Des reproductions peuvent avoir lieu en bac d’ensemble, mais il est préférable d’isoler un couple ou un trio, 2 femelles bien rondes et un mâle dans un bac spécifique. Le mâle fraie successivement avec les 2 femelles et les éclosions des œufs s’échelonnent. Après la ponte on retire les femelles qui ne participent pas à la surveillance. L’utilisation d’eau très douce, eau osmosée ou eau de pluie propre et filtrée pour abaisser la dureté, peut aussi déclencher une ponte. L’idéal est de parvenir à un pH neutre, juste en dessous de 7, associé à une conductivité proche de 100 µScm2 ; mais tant qu’on ne s’éloigne pas trop de ces valeurs, et tant que l’eau est douce, (pas plus de 12 dKH ) les poissons peuvent se reproduire. En ajoutant à l’eau un concentré de tourbe on obtient une eau noire et acide.

Très rapidement après un brutal changement d’eau, le mâle commence à nettoyer énergiquement un tuyau à demi enterré, un tronc creux, une amphore en terre cuite…et un peu plus tard la femelle le rejoint ; ils entrent dans le tube pour pondre. Le tuyau en PVC mesure environ 4 cm de diamètre et une quinzaine de centimètres de longueur. Il faut leur proposer plusieurs tuyaux, de différents diamètres. Si le tube est trop large, il semble que les poissons ne s’y sentent pas en sécurité pour pondre, s’il est trop étroit, les œufs risquent d’être expulsés par les grands coups de queue des parents au moment de la ponte.
Le mâle reste à l’intérieur mais la femelle en ressort quelques fois avant d’y retourner…les poissons sont très agités, d’après les violents mouvements de leurs queues qu’on peut apercevoir. Une fois la ponte terminée la femelle s’en désintéresse complètement et le mâle reste au-dessus montant la garde et ventilant les oeufs.

Les mâles R.sp.rouge sont de bons pères, attentifs et prenant soin des œufs alors que fréquemment lors des reproductions de R.lanceolata, les 2 parents se désintéressent de leurs œufs une fois la ponte terminée. On voit d’ailleurs bon nombre d’éleveurs mettre ensemble une femelle R.lanceolata et un mâle R.sp.rouge pour que la ponte profite des soins assurés par le mâle. On obtient alors des jeunes qui sont marbrés de rouges et de brun, mélange des patrons de coloration des 2 parents.

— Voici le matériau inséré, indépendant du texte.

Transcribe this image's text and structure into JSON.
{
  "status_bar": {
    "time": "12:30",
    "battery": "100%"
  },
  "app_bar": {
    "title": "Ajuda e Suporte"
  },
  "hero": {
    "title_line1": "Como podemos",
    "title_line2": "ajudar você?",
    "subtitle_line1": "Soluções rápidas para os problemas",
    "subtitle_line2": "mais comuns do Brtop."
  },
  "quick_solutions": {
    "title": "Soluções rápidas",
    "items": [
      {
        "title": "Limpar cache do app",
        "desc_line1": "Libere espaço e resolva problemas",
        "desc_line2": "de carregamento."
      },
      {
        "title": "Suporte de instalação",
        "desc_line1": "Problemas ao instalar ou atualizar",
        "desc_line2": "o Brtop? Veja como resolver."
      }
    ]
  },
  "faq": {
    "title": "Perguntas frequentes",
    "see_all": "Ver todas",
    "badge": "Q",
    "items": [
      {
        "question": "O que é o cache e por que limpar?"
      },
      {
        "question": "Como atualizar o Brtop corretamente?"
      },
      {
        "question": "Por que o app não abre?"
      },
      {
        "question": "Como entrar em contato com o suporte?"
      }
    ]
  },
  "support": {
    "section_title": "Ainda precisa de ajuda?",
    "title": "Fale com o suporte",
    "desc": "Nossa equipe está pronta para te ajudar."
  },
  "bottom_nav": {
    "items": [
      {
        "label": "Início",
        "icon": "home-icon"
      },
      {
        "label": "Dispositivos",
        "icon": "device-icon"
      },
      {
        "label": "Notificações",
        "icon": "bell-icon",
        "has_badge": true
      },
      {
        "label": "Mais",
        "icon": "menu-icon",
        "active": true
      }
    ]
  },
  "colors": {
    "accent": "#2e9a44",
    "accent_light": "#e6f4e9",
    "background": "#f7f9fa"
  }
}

Le nombre d’œufs d’une femelle R.lanceolata adulte est 2 ou 3 fois plus important que lors de la ponte d’une R.sp.rouge , peut-être pour compenser les morts dus au manque de soin des parents ? Dans un tel cas, doit-on parler de croisement ou d’hybridation ? Je n’en sais trop rien, le classement taxonomique de ces poissons étant encore peu précis.

Il n’est pas nécessaire de nourrir le mâle, qui ne s’alimente pas pendant une dizaine de jours jusqu’à l’éclosion. Parfois il peut manger un peu, pendant la nuit si on lui distribue une nourriture très tentante… mais avec un risque accru de pollution du bac.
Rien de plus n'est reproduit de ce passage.